In a whitepaper published by the company, Visa said the platform would have an important function at the interface of CBDCs and stablecoins.
“With the innovation of distributed ledger technology (DLT), often known as blockchain technology, there has been significant growth of digital tokens in the form of cryptocurrencies, stablecoins, and central bank digital currencies. As the number of DLT networks increases, each with varying design characteristics, the likelihood that transacting parties are on the same network decreases. Thus, it is crucial to facilitate payments that are universal across networks, scalable to massive loads, and highly available,” according to Visa.
“We envision a future payment network that may be built on top of DLT networks without being subject to their limitations on interoperability, scalability, and availability faced by DLT payment solutions today. Specifically, we propose a hub-and-spoke payment route, referred to here as Universal Payment Channels (UPC), that can be used to support digital token transfers of funds across different networks through payment channels. We further discuss the potential use cases of the UPC technology to support, and not complicate, an already robust digital payment ecosystem. Finally, through the paper, we share some future directions of the UPC technology.”
The system works via a protocol which handles payments through a third party, known as the UPC Hub, which acts as the trusted gateway between the two blockchain ledgers. This will verify the eligibility of each payment, before reflecting the balance accurately across blockchains.
The system comes as a proposed solution from Visa to the issue of interoperability of central bank-backed digital currencies, in a world where many major central banks are already exploring the development of their own CBDCs.
Led by China, which is already in advanced testing of CBDCs, major economies around the world are preparing the groundwork for their own digital currencies, developing technologies and trialing systems. However, without interoperability between digital currencies, transferring from one central bank ledger to another could prove a challenge.
There had been calls for companies like Visa, as one of the world’s major payment processors, to step forward with a proposed solution.
It comes as blockchain research firm nChain published a new paper on “electronic cashback via retail CBDCs,” setting out how cashback via the blockchain could give central banks another tool for managing inflation.
In the paper published by Dr.
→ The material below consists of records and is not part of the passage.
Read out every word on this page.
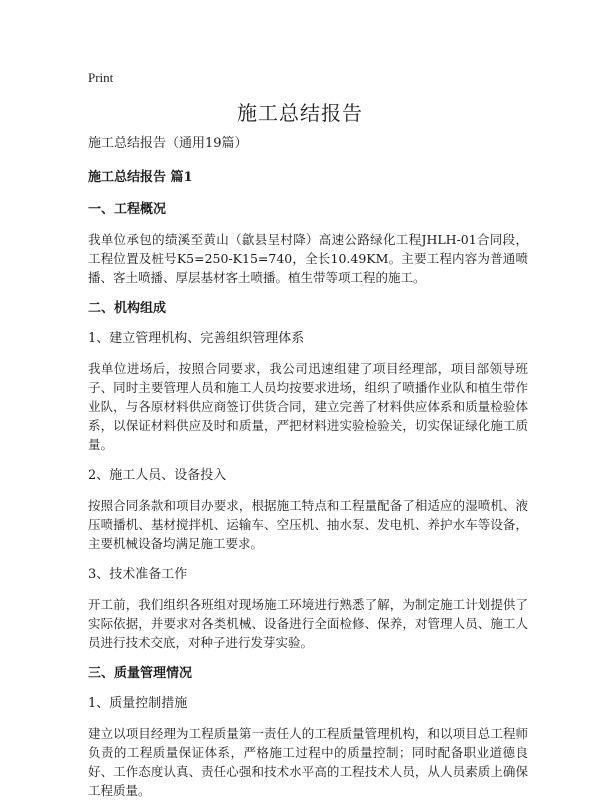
Print
施工总结报告

施工总结报告（通用19篇）

施工总结报告 篇1

一、工程概况

我单位承包的绩溪至黄山（歙县呈村降）高速公路绿化工程JHLH-01合同段，工程位置及桩号K5=250-K15=740，全长10.49KM。主要工程内容为普通喷播、客土喷播、厚层基材客土喷播。植生带等项工程的施工。

二、机构组成

1、建立管理机构、完善组织管理体系

我单位进场后，按照合同要求，我公司迅速组建了项目经理部，项目部领导班子、同时主要管理人员和施工人员均按要求进场，组织了喷播作业队和植生带作业队，与各原材料供应商签订供货合同，建立完善了材料供应体系和质量检验体系，以保证材料供应及时和质量，严把材料进实验检验关，切实保证绿化施工质量。

2、施工人员、设备投入

按照合同条款和项目办要求，根据施工特点和工程量配备了相适应的湿喷机、液压喷播机、基材搅拌机、运输车、空压机、抽水泵、发电机、养护水车等设备，主要机械设备均满足施工要求。

3、技术准备工作

开工前，我们组织各班组对现场施工环境进行熟悉了解，为制定施工计划提供了实际依据，并要求对各类机械、设备进行全面检修、保养，对管理人员、施工人员进行技术交底，对种子进行发芽实验。

三、质量管理情况

1、质量控制措施

建立以项目经理为工程质量第一责任人的工程质量管理机构，和以项目总工程师负责的工程质量保证体系，严格施工过程中的质量控制；同时配备职业道德良好、工作态度认真、责任心强和技术水平高的工程技术人员，从人员素质上确保工程质量。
Vlad Skovorodov and Dr. Zamid Aligishiev, nChain sets out how CBDCs can provide a “new and more efficient monetary policy toolkit.”
“From an economic perspective, the difference in design between this system of transfers and conventional interest rate policy would sum up to directly shifting demand for goods produced in a given sector (that is in need of an intervention) as opposed to influencing the aggregate demand for all goods,” according to the report.
“Due to the nature of cashbacks payments, such instruments have a lower bound on deflationary policies, not inflationary ones. Thus, it is possible to stimulate economic activity by introducing cashback payments even when interest rates cannot be lowered further.”
nChain is already working on developing systems that would deliver on these objectives and is working closely with the government of Tuvalu in a world-first project of its kind, built on the Bitcoin SV blockchain.